= Adolf Stossich =

19th-century Austrian naturalist

Adolf (Adolfo) Stossich (16 January 1824 in Fiume - 24 June 1900 in Trieste) was an Austrian naturalist. He was the father of helminthologist Michele Stossich.

He received his education in Vienna, and from 1861 to 1891 worked as a teacher at an upper secondary school in Trieste. He conducted studies of bryozoans native to the Kvarner Gulf as well as research of marine, terrestrial and freshwater mollusks of the Adriatic region. As a malacologist he worked closely with Simon Robič (1824–1897). During his career, he served as secretary of the Società agraria di Trieste and as vice-president of the Società Adriatica di Scienze naturali.
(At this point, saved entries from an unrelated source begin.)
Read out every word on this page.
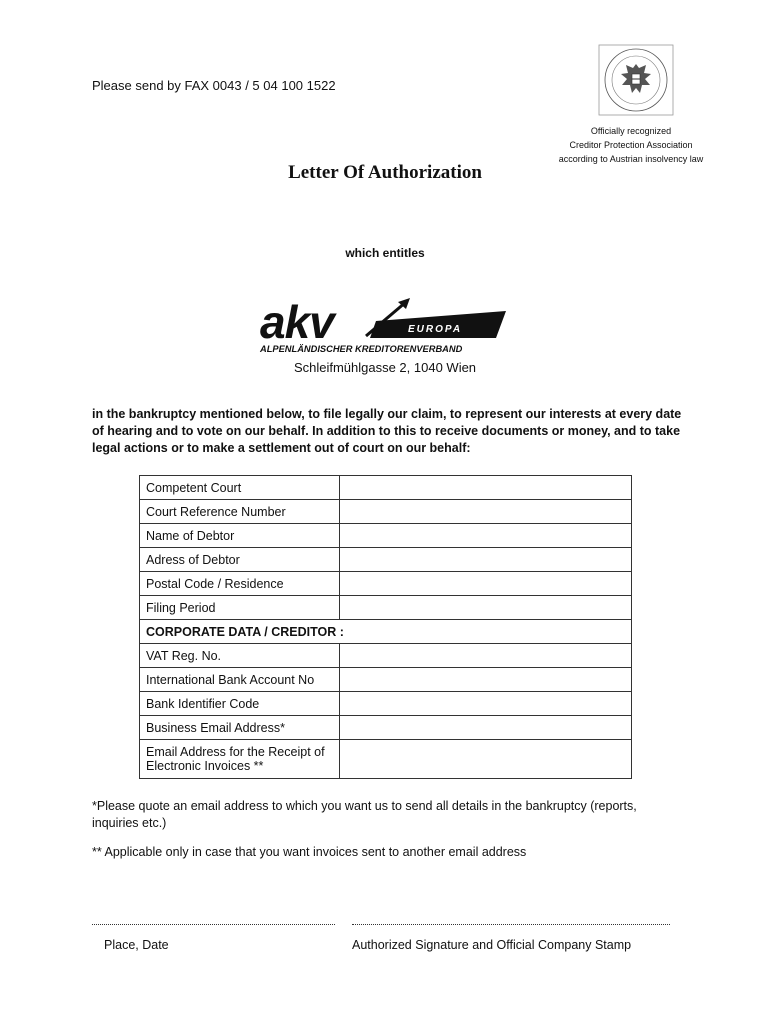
Please send by FAX 0043 / 5 04 100 1522
Officially recognized
Creditor Protection Association
according to Austrian insolvency law
Letter Of Authorization
which entitles
akv	EUROPA
ALPENLÄNDISCHER KREDITORENVERBAND
Schleifmühlgasse 2, 1040 Wien
in the bankruptcy mentioned below, to file legally our claim, to represent our interests at every date of hearing and to vote on our behalf. In addition to this to receive documents or money, and to take legal actions or to make a settlement out of court on our behalf:
Competent Court	
Court Reference Number	
Name of Debtor	
Adress of Debtor	
Postal Code / Residence	
Filing Period	
CORPORATE DATA / CREDITOR :	
VAT Reg. No.	
International Bank Account No	
Bank Identifier Code	
Business Email Address*	

Email Address for the Receipt of
Electronic Invoices **	

*Please quote an email address to which you want us to send all details in the bankruptcy (reports, inquiries etc.)
** Applicable only in case that you want invoices sent to another email address
Place, Date	Authorized Signature and Official Company Stamp
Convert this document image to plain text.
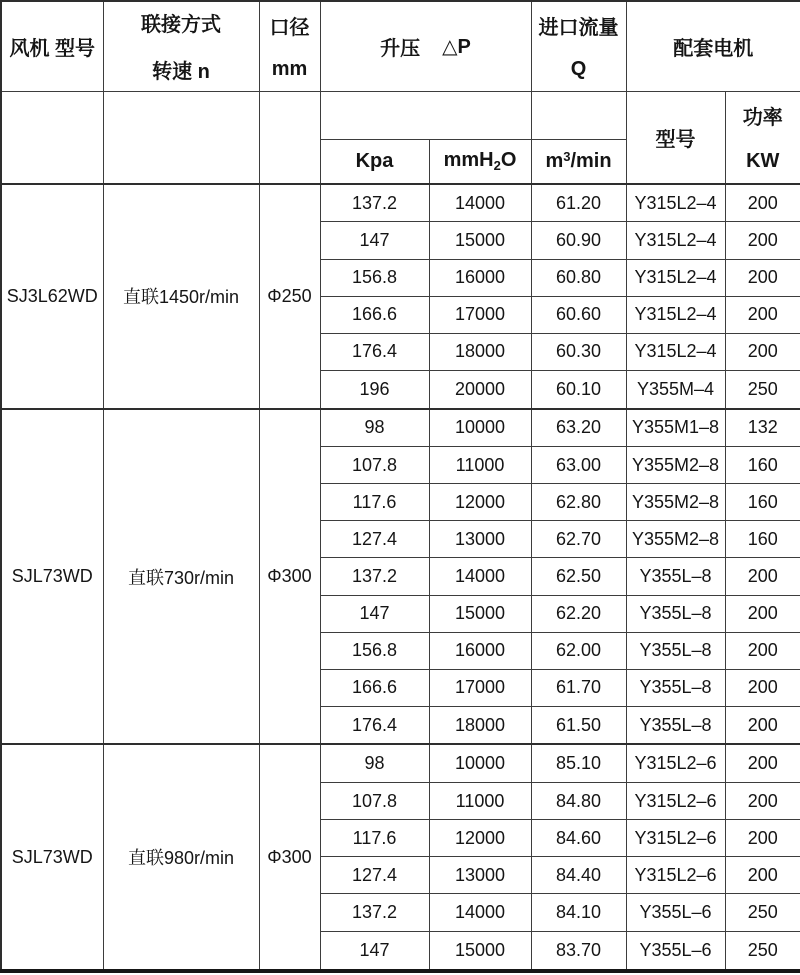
风机 型号	联接方式
转速 n	口径
mm	升压 △P		进口流量
Q	配套电机	
						型号	功率
KW

			Kpa	mmH$_2$O	$m^3/\min$		
SJ3L62WD	直联1450r/min	Φ250	137.2	14000	61.20	Y315L2–4	200
			147	15000	60.90	Y315L2–4	200
			156.8	16000	60.80	Y315L2–4	200
			166.6	17000	60.60	Y315L2–4	200
			176.4	18000	60.30	Y315L2–4	200
			196	20000	60.10	Y355M–4	250
SJL73WD	直联730r/min	Φ300	98	10000	63.20	Y355M1–8	132
			107.8	11000	63.00	Y355M2–8	160
			117.6	12000	62.80	Y355M2–8	160
			127.4	13000	62.70	Y355M2–8	160
			137.2	14000	62.50	Y355L–8	200
			147	15000	62.20	Y355L–8	200
			156.8	16000	62.00	Y355L–8	200
			166.6	17000	61.70	Y355L–8	200
			176.4	18000	61.50	Y355L–8	200
SJL73WD	直联980r/min	Φ300	98	10000	85.10	Y315L2–6	200
			107.8	11000	84.80	Y315L2–6	200
			117.6	12000	84.60	Y315L2–6	200
			127.4	13000	84.40	Y315L2–6	200
			137.2	14000	84.10	Y355L–6	250
			147	15000	83.70	Y355L–6	250
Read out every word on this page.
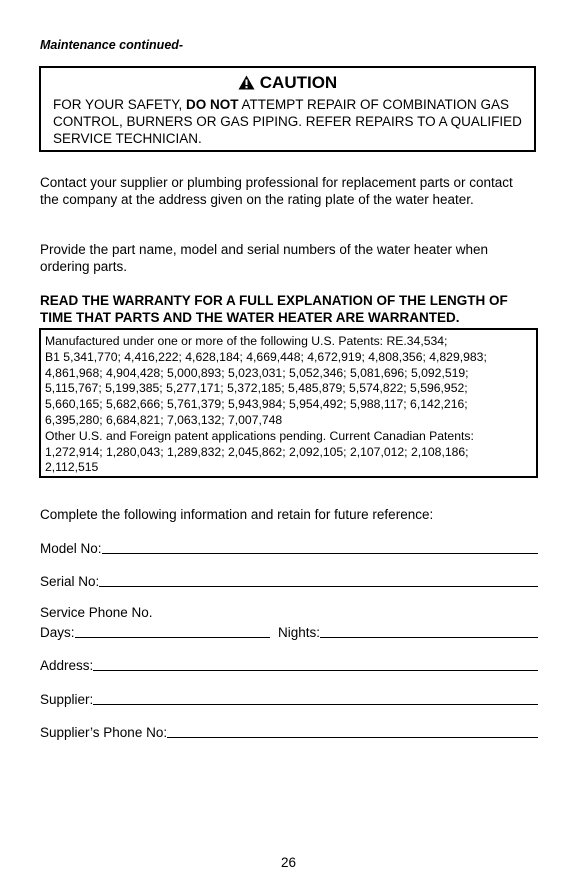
Maintenance continued-
CAUTION
FOR YOUR SAFETY, DO NOT ATTEMPT REPAIR OF COMBINATION GAS CONTROL, BURNERS OR GAS PIPING. REFER REPAIRS TO A QUALIFIED SERVICE TECHNICIAN.
Contact your supplier or plumbing professional for replacement parts or contact the company at the address given on the rating plate of the water heater.
Provide the part name, model and serial numbers of the water heater when ordering parts.
READ THE WARRANTY FOR A FULL EXPLANATION OF THE LENGTH OF TIME THAT PARTS AND THE WATER HEATER ARE WARRANTED.
Manufactured under one or more of the following U.S. Patents: RE.34,534;
B1 5,341,770; 4,416,222; 4,628,184; 4,669,448; 4,672,919; 4,808,356; 4,829,983;
4,861,968; 4,904,428; 5,000,893; 5,023,031; 5,052,346; 5,081,696; 5,092,519;
5,115,767; 5,199,385; 5,277,171; 5,372,185; 5,485,879; 5,574,822; 5,596,952;
5,660,165; 5,682,666; 5,761,379; 5,943,984; 5,954,492; 5,988,117; 6,142,216;
6,395,280; 6,684,821; 7,063,132; 7,007,748
Other U.S. and Foreign patent applications pending. Current Canadian Patents:
1,272,914; 1,280,043; 1,289,832; 2,045,862; 2,092,105; 2,107,012; 2,108,186;
2,112,515
Complete the following information and retain for future reference:
Model No:
Serial No:
Service Phone No.
Days:	Nights:
Address:
Supplier:
Supplier’s Phone No:
26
== Taxa named after Adolf Stossich ==
- Clausilia stossichi, described by Oskar Boettger (1878).
- Hippeutis stossichi, described by Stefan Clessin, (1878).
- Mangelia stossiciana, described by Spiridon Brusina (1869).

== Selected writings ==
- Fauna adriatica, pars I. (1862).
- Index molluscorum, quae usque adhuc reperit: Series I. (1862).
- Una excursiona botanica sul monte Slavnik nel litorale, 1863 - A botanical excursion to Slavnik.
- Enumerazione dei Molluschi del Golfo di Trieste (1865) - Enumeration of mollusks from the Gulf of Trieste.
- Il caseificio alla Esposizione industriale agricola austro-ungarica in Trieste nell'anno 1882, (1882) - The dairy farm at the Austro-Hungarian Industrial Exhibition in Trieste in 1882.